Edwards was a senior linebacker at UCLA when he went on a local radio show and talked about how tough it was to make it on an athletic scholarship. He said he didn’t have any food in his refrigerator and that his scholarship check didn’t come for another week.

Huma said when he got home that day, Edwards found groceries sitting on his door step, took them in and ate some food. Somehow the NCAA found out and suspended him.

Huma, the freshman backup to Edwards at the time, had already lost 15 pounds because he didn’t have enough food to eat and was down to two meals a day.

With an empty stomach, but fed up with what he perceived as an exploitation of college football players, Huma decided to fight back and began organizing players.

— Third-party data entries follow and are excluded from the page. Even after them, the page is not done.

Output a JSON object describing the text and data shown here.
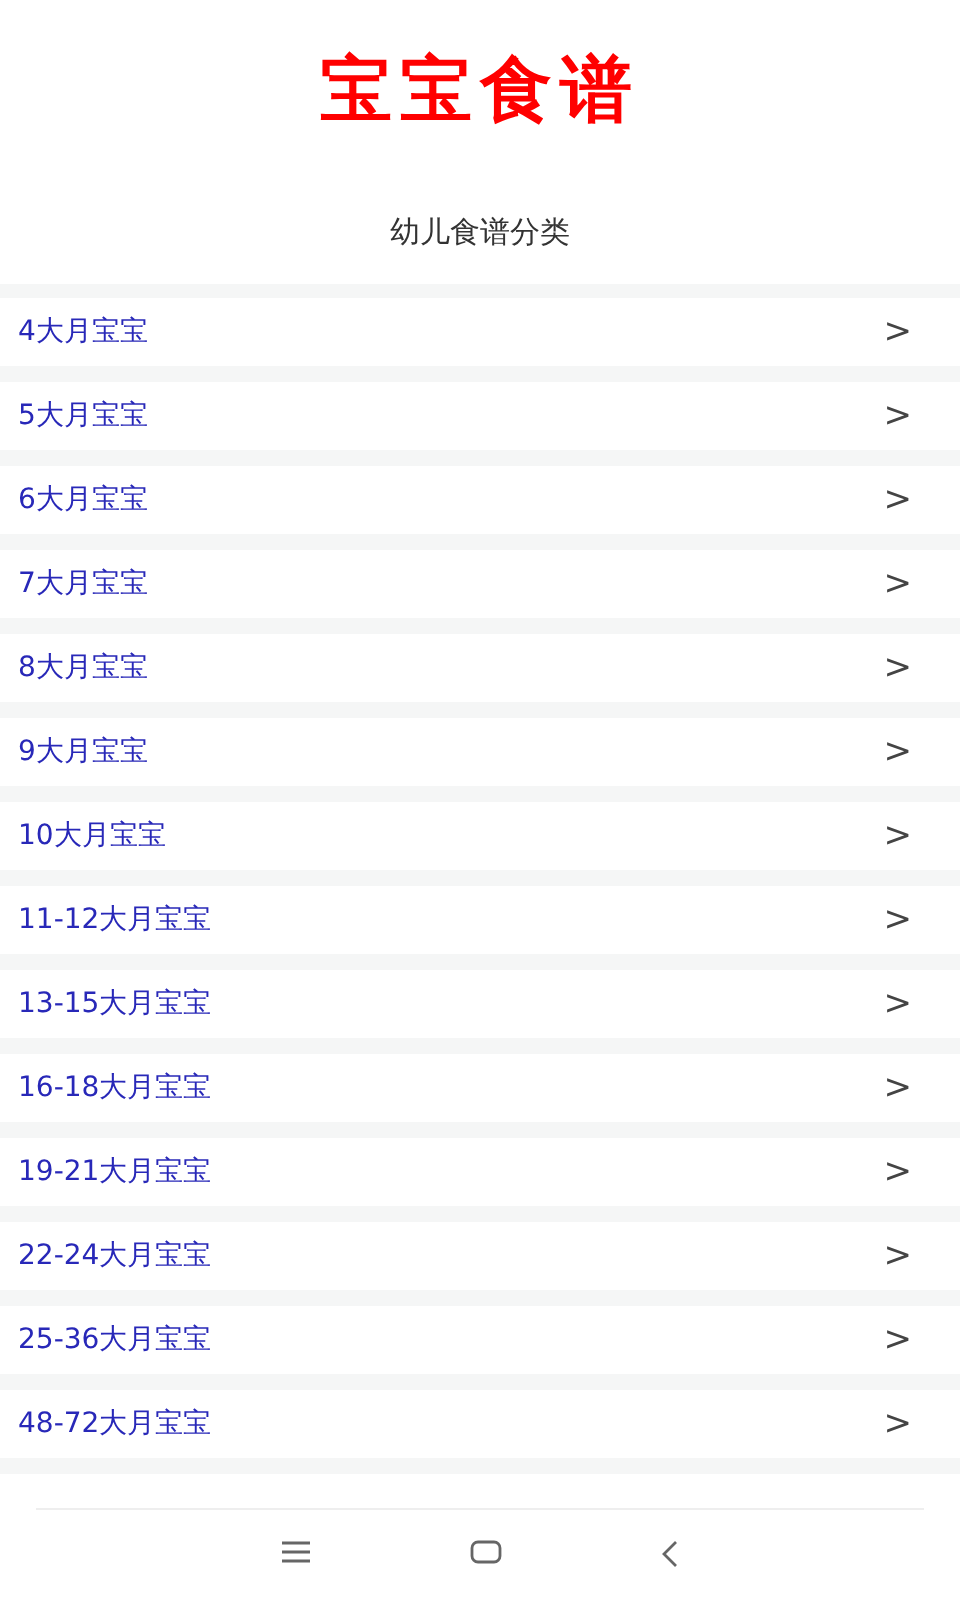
{
  "app_title": "宝宝食谱",
  "subtitle": "幼儿食谱分类",
  "categories": [
    {
      "label": "4大月宝宝",
      "chevron": ">"
    },
    {
      "label": "5大月宝宝",
      "chevron": ">"
    },
    {
      "label": "6大月宝宝",
      "chevron": ">"
    },
    {
      "label": "7大月宝宝",
      "chevron": ">"
    },
    {
      "label": "8大月宝宝",
      "chevron": ">"
    },
    {
      "label": "9大月宝宝",
      "chevron": ">"
    },
    {
      "label": "10大月宝宝",
      "chevron": ">"
    },
    {
      "label": "11-12大月宝宝",
      "chevron": ">"
    },
    {
      "label": "13-15大月宝宝",
      "chevron": ">"
    },
    {
      "label": "16-18大月宝宝",
      "chevron": ">"
    },
    {
      "label": "19-21大月宝宝",
      "chevron": ">"
    },
    {
      "label": "22-24大月宝宝",
      "chevron": ">"
    },
    {
      "label": "25-36大月宝宝",
      "chevron": ">"
    },
    {
      "label": "48-72大月宝宝",
      "chevron": ">"
    }
  ]
}
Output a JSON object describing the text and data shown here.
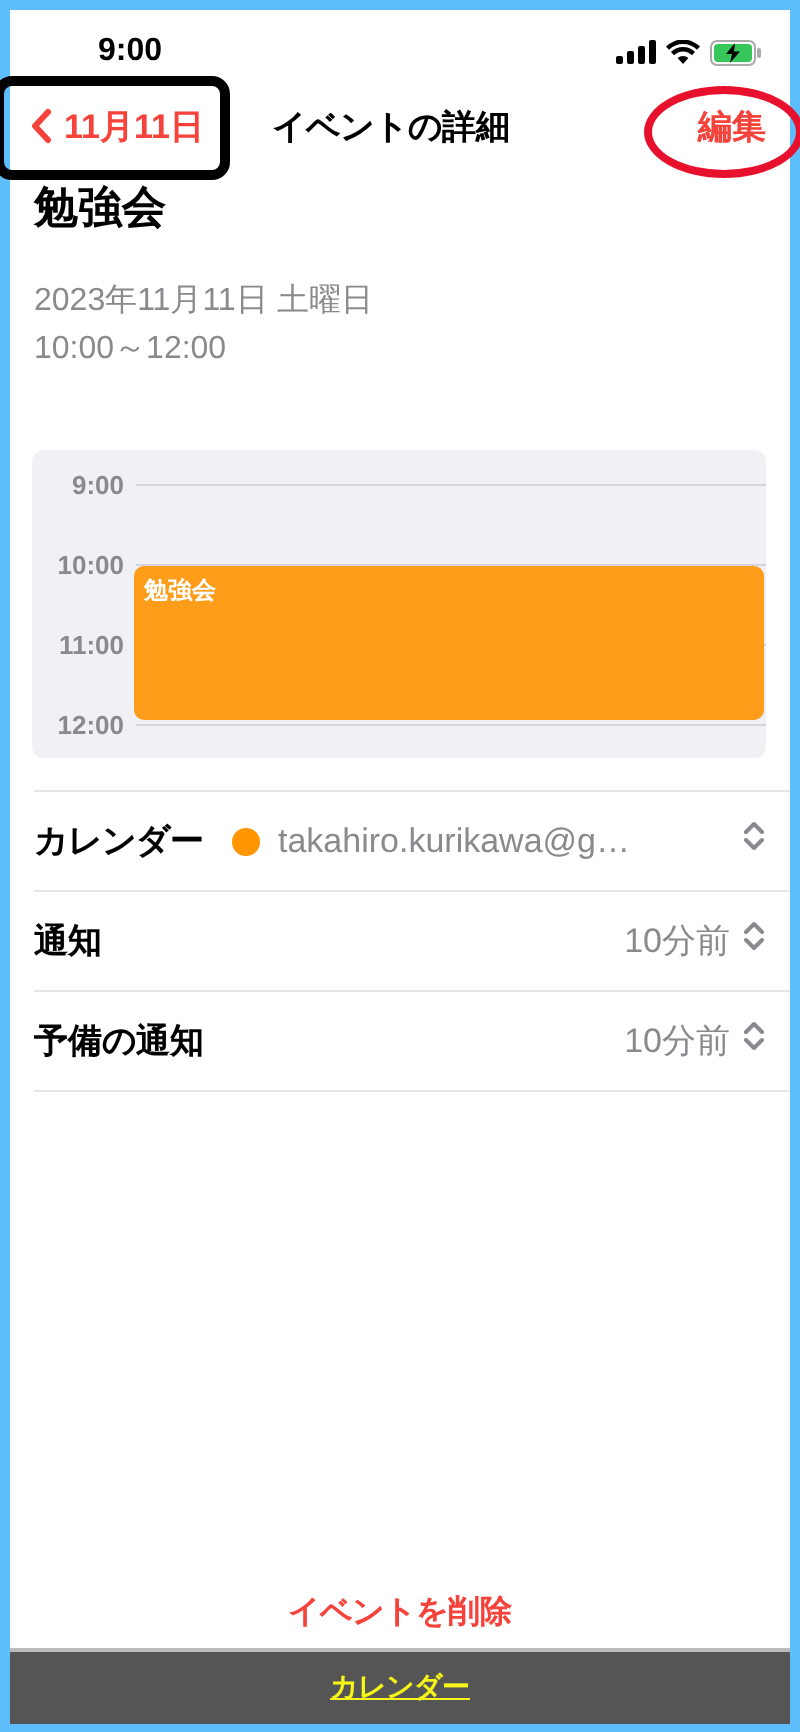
{
  "status_bar": {
    "time": "9:00"
  },
  "nav": {
    "back": "11月11日",
    "title": "イベントの詳細",
    "edit": "編集"
  },
  "event": {
    "title": "勉強会",
    "date": "2023年11月11日 土曜日",
    "time": "10:00～12:00"
  },
  "timeline": {
    "hours": [
      "9:00",
      "10:00",
      "11:00",
      "12:00"
    ],
    "events": [
      {
        "title": "勉強会"
      }
    ]
  },
  "rows": [
    {
      "kind": "calendar",
      "label": "カレンダー",
      "value": "takahiro.kurikawa@g…",
      "color": "#ff9500"
    },
    {
      "kind": "select",
      "label": "通知",
      "value": "10分前"
    },
    {
      "kind": "select",
      "label": "予備の通知",
      "value": "10分前"
    }
  ],
  "delete_button": "イベントを削除",
  "bottom_bar": {
    "link": "カレンダー"
  }
}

“Everybody could relate to how tough it was to get by and we just didn’t have a voice,” Huma said. “We asked how can we generate all this money and we are sitting here struggling to get by.”

When he was being recruited, Huma said, he was promised by every college football coach that if he were injured they would take care of all the expenses regardless of the situation.

“You go on recruiting trips and there is nothing but buffets everywhere. I felt as players we need a voice, and I started a student group,” he said.

He said players should be allowed to endorse products the same as Olympic athletes were permitted to do before they started allowing professionals to compete.

“You can have the open market or the black market. It (the NCAA) has chosen the black market,” he said. “They’ll put up with the scandals along the way. ... But at some point it becomes ridiculous. We’re teetering on that point right now.”